Stop Blaming the Agent: Why Your AI Coding Projects Fail Without Guardrails

I had to throw away a few of my code projects recently. And I’m not talking about little throwaway experiments — these were real projects I’d invested time in. They got to a point where they were really unmanageable. There was a lot of duplicated code, a lot of duplicated processes, and honestly, it just became a nightmare to work with.

And here’s the thing — it wasn’t the AI agent’s fault.

We’re Giving Agents Too Much Room to Guess

The main problem we’re having at the moment when we’re instructing a coding agent to code is that we give them broader tasks in an open-ended manner. What that basically means is we leave the window open for the AI agent to interpret things on their own.

Think about it. You tell an agent “build me a user management system” and now it has to figure out where to put things, what patterns to follow, whether to create new services or use existing ones. It doesn’t have the context you have in your head. So it makes decisions. And those decisions stack up.

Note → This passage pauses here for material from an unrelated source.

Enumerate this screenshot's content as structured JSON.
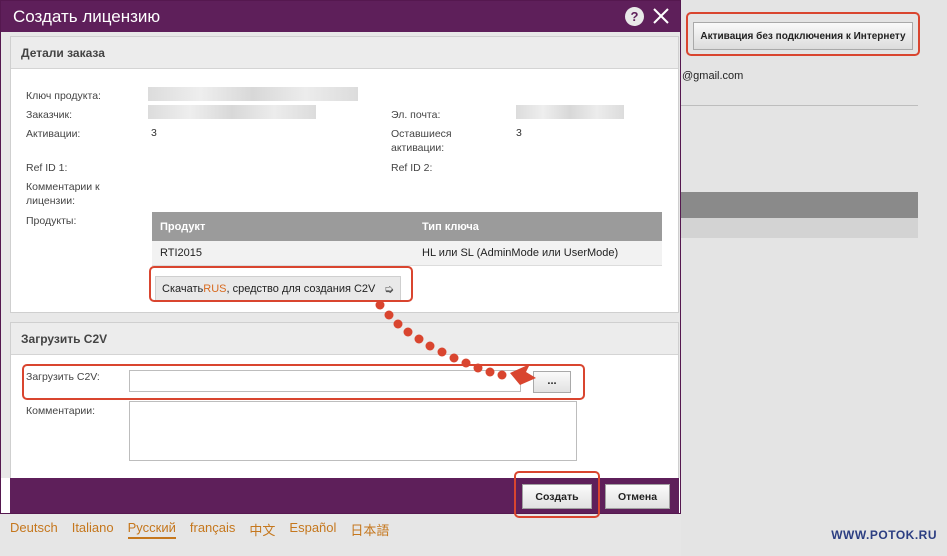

Before you know it, the agent has reinvented services that already exist in your codebase. It’s completely ignored your Domain-Driven Design boundaries because nobody told it about them. It’s duplicated logic everywhere because each task it worked on was in isolation — it had no idea about the bigger picture.

This is what I keep seeing, and I think a lot of people working with AI coding agents are hitting the same wall.

The Runtime Interpretation Problem

The way I see it, the core issue is that we’re letting agents do interpretation at runtime. You give it a vague task, and now the agent is making dozens of architectural decisions on the fly. Where should this logic live? Should I create something new or extend what’s already there? What conventions should I follow?

Every single one of those decisions is a point where the agent might go in a completely different direction than what you had in mind. And when you multiply that across an entire feature — yeah, you end up with something that technically works but doesn’t really belong in your application.

The solution isn’t to stop using AI coding agents. The solution is to stop asking them to think about architecture and start giving them clear blueprints to work from.

The Spec-Driven Approach

This is where I’ve landed with a framework called spec-kit. The whole idea is pretty simple — instead of you allowing a coding agent to do the interpretation of what you want at runtime, you do this deliberately upfront.

The workflow goes like this: Constitution → Specification → Clarification → Planning → Tasking → Implementation.

Start With a Constitution

Every project needs a Constitution. It’s basically a living document that defines the core principles, vision, and mission of your application. Think of it as the ground truth for your codebase.

It captures things like your architectural patterns, your domain boundaries, what services exist and what they’re responsible for, and the conventions that the agent absolutely has to follow. It’s not something you write once and forget about — it evolves as your application evolves. But it’s always there as the thing that keeps the agent grounded and stops it from drifting off into its own interpretation of what your app should look like.

Breaking Work Down Properly

With the Constitution in place, you then write a specification for what needs to be built. That spec is grounded in everything the Constitution defines. From the spec, you create a plan. From the plan, you define tasks.

And here’s the really important bit — once you define your tasks through this process, they are really nicely isolated chunks of work that a coding agent can fully concentrate on. The agent isn’t guessing about architecture anymore. It’s not wondering about domain boundaries. It’s not deciding whether to build something new or reuse what’s already there. All of that thinking has been done by you, the human, before the agent touches any code.

Why This Actually Works

It works because it matches what AI coding agents are genuinely good at. They’re brilliant at implementing well-defined, bounded tasks. They’re great at following patterns that are already established. They’re really capable when they know exactly what “done” looks like.

What they’re not good at — and what we really shouldn’t be expecting them to be good at — is holding the full context of a complex application while making architectural trade-offs. That’s your job.

That’s always been your job. By shifting the interpretation work from runtime to upfront, you get the best of both. You do the thinking, the structuring, the guardrailing. The agent does the execution — fast, consistent, and tireless. Nobody’s doing the other’s job.

Think About It This Way

If you tell a senior engineer to build a system and you give them open-ended requirements with no architecture docs, no domain boundaries, no conventions — they’ll build you something. It’ll probably work. But it won’t be what you had in your head. Now take that same senior engineer and give them clear principles, well-defined domain boundaries, established patterns, and a solid understanding of the existing codebase — and the outcome is completely different. Night and day.

It’s the same with AI agents. We need to start thinking about them the same way we think about developers on our team. The more context we can give them, the more principles and practices we can put in place, the better the outcome. It’s really that simple. An agent with a Constitution, clear specs, and isolated tasks will outperform the same agent running on vibes and vague instructions every single time.

What I’d Suggest

If you’re dealing with AI-generated codebases that have gone off the rails, don’t blame the agent. Look at the instructions you gave it.

Start building a Constitution for your application. Break your work into specs before you ever open a coding agent session. Plan before you task. Task before you implement. And make every task isolated enough that the agent can succeed without needing to understand the entire universe your application lives in.

The agents are ready. The question is whether we’re ready to use them properly.